Net income was $US239 million, or US51c a share, Amazon said. Analysts on average had projected profit of US69c a share, according to data compiled by Bloomberg. Operating costs climbed to $US25.1 billion from $US20.9 billion a year earlier.
Sales in the holiday quarter increased at the slowest rate since 2008. Revenue rose 20 per cent to $US25.6 billion, trailing the $US26.1 billion average analyst estimate. The company’s dominance of US e-commerce isn’t translating globally, with international sales growth slowing to 13 per cent in the quarter from 21 per cent a year earlier.
“What we see is continued growth, but a slowing rate of growth,” said Michael Pachter, an analyst at Wedbush Securities in Los Angeles.
Tom Szkutak, Amazon’s chief financial officer, said on the conference call with analysts that the potential increase in Prime is the result of higher fuel and shipping costs. The company hasn’t lifted the price since introducing the service nine years ago, he said.
“Customers like the service and they are using it a lot more,” Szkutak said. He also said additions to Prime such as access to online movies and television shows, which the company must pay to acquire, is adding to the cost of the service.
Amazon, which sells everything from high-definition televisions to toy trains, is still taking market share from brick-and-mortar retailers like Best Buy Co.
The e-commerce market is expected to climb 15 per cent this year to $US300.6 billion, according to researcher EMarketer Inc. Cyber Monday, the first Monday after Thanksgiving, was the heaviest Web-spending day on record, with consumers shelling out more than $US2 billion, according to ComScore Inc.
The record holiday season brought some snafus as well. Amazon and other retailers issued rebates after United Parcel Service Inc. and FedEx Corp., overwhelmed by demand, were late in delivering some packages to customers.
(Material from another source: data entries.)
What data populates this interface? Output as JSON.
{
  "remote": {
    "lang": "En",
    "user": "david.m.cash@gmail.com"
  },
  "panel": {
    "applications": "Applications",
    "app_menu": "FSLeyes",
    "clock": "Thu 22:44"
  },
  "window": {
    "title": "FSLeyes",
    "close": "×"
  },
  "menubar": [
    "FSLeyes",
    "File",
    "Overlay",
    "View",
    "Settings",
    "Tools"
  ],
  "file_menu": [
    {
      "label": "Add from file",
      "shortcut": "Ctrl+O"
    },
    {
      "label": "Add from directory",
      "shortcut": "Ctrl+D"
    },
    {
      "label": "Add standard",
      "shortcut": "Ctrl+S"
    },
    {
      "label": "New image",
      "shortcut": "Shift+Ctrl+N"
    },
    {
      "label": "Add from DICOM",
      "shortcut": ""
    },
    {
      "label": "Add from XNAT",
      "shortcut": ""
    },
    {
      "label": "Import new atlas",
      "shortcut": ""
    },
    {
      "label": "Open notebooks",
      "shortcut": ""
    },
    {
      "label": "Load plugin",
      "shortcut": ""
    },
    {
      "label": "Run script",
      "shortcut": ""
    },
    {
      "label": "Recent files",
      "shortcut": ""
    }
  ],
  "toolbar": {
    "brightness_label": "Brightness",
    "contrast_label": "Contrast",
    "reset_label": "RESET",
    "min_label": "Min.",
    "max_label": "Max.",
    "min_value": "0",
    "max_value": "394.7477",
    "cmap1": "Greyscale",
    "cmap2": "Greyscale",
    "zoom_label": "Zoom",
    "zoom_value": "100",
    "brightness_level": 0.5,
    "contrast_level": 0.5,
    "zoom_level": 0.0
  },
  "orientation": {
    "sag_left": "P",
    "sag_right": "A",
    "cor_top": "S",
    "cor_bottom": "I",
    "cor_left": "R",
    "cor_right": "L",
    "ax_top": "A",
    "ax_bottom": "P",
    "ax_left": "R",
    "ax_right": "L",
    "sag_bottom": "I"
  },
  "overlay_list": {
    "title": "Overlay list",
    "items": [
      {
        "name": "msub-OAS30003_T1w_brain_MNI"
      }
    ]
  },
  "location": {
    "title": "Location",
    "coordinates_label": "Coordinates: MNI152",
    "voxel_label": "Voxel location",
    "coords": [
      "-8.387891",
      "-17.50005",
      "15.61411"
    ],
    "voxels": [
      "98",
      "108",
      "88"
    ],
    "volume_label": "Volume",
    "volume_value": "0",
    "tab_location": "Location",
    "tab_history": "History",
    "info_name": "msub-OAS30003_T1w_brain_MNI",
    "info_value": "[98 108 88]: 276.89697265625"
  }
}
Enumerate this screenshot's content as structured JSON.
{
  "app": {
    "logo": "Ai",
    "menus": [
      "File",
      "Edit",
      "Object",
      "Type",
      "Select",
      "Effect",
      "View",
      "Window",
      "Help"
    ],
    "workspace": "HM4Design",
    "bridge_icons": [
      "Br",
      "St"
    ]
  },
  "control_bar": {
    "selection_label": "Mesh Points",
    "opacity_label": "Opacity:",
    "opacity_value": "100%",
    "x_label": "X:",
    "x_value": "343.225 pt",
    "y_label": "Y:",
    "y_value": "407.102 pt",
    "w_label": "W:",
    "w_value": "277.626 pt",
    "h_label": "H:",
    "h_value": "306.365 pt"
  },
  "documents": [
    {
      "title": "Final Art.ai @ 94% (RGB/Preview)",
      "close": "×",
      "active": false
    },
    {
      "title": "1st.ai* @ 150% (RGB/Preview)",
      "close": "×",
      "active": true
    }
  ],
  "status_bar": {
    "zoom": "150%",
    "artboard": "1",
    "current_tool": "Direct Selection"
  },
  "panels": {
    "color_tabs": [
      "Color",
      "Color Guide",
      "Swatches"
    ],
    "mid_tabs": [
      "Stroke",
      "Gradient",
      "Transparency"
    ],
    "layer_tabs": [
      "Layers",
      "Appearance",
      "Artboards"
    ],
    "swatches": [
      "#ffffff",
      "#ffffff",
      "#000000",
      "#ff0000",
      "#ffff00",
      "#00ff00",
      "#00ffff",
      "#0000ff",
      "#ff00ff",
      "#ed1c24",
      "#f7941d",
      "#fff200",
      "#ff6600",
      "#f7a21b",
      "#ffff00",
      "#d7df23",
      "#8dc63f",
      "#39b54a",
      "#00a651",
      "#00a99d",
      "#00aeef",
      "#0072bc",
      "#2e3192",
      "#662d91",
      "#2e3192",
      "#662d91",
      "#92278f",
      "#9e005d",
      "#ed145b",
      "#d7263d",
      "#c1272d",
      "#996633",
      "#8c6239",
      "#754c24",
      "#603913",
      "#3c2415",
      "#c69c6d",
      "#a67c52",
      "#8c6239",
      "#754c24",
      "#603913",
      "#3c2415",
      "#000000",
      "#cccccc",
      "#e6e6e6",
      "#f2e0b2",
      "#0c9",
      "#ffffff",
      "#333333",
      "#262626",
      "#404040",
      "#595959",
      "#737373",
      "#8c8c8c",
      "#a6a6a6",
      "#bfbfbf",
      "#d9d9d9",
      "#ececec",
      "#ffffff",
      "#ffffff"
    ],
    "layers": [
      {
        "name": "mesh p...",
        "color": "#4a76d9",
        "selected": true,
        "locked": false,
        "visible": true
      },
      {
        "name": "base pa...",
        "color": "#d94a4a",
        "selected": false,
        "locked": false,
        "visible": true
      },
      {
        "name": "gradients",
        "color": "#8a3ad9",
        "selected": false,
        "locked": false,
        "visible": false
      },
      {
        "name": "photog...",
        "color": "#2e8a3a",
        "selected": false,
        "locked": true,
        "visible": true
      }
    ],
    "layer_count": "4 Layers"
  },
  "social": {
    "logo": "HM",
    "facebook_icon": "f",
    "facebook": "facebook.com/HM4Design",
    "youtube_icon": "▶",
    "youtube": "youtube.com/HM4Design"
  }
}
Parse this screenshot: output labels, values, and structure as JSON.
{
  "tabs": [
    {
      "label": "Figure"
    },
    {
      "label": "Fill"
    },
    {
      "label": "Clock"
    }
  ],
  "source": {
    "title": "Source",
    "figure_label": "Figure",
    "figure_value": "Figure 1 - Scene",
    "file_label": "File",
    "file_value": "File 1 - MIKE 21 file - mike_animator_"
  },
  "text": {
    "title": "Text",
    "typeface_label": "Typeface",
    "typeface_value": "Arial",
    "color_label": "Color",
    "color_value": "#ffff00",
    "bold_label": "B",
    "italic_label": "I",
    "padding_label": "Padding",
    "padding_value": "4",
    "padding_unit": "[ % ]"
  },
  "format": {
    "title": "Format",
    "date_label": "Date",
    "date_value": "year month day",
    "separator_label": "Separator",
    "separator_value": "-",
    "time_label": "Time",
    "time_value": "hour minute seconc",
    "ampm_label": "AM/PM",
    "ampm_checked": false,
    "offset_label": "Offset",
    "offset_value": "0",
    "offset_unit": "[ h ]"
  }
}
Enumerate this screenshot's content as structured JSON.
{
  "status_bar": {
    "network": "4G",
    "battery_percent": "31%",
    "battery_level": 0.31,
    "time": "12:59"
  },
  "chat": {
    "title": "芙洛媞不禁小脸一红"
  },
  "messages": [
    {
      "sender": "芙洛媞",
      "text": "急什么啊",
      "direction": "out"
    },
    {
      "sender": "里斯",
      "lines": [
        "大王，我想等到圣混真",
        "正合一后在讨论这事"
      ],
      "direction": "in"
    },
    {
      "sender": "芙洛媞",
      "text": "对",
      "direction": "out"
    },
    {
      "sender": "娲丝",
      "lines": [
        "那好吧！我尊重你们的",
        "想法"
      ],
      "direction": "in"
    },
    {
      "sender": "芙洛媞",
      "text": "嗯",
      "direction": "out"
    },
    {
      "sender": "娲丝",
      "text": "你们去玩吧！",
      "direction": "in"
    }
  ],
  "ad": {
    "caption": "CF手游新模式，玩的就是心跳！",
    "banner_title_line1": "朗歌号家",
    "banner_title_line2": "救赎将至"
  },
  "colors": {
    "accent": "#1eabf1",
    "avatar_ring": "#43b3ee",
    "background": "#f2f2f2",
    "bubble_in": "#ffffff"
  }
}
“It’s entirely possible that they have trained consumers to just buy Christmas presents at the last second, and weren’t prepared for the logistical issues,” Pachter said.
Amazon’s net shipping costs in the period jumped 19 per cent to $US1.21 billion. Fulfillment expenses surged 29 per cent to $US2.92 billion. Technology and content costs — for research and development — increased 38 per cent to $US1.86 billion
Sales in North America jumped 26 per cent in the period to $US15.3 billion. Operating margin, a metric of profitability, rose to 2 per cent from 1.9 per cent a year earlier.
The company’s loyal band of investors is betting on Bezos’s ability to deliver continued sales growth as Amazon adds online video options, bolsters its line of Kindle devices, wins business customers for its cloud servers and expands its grocery-delivery service. Amazon doesn’t disclose sales of individual products.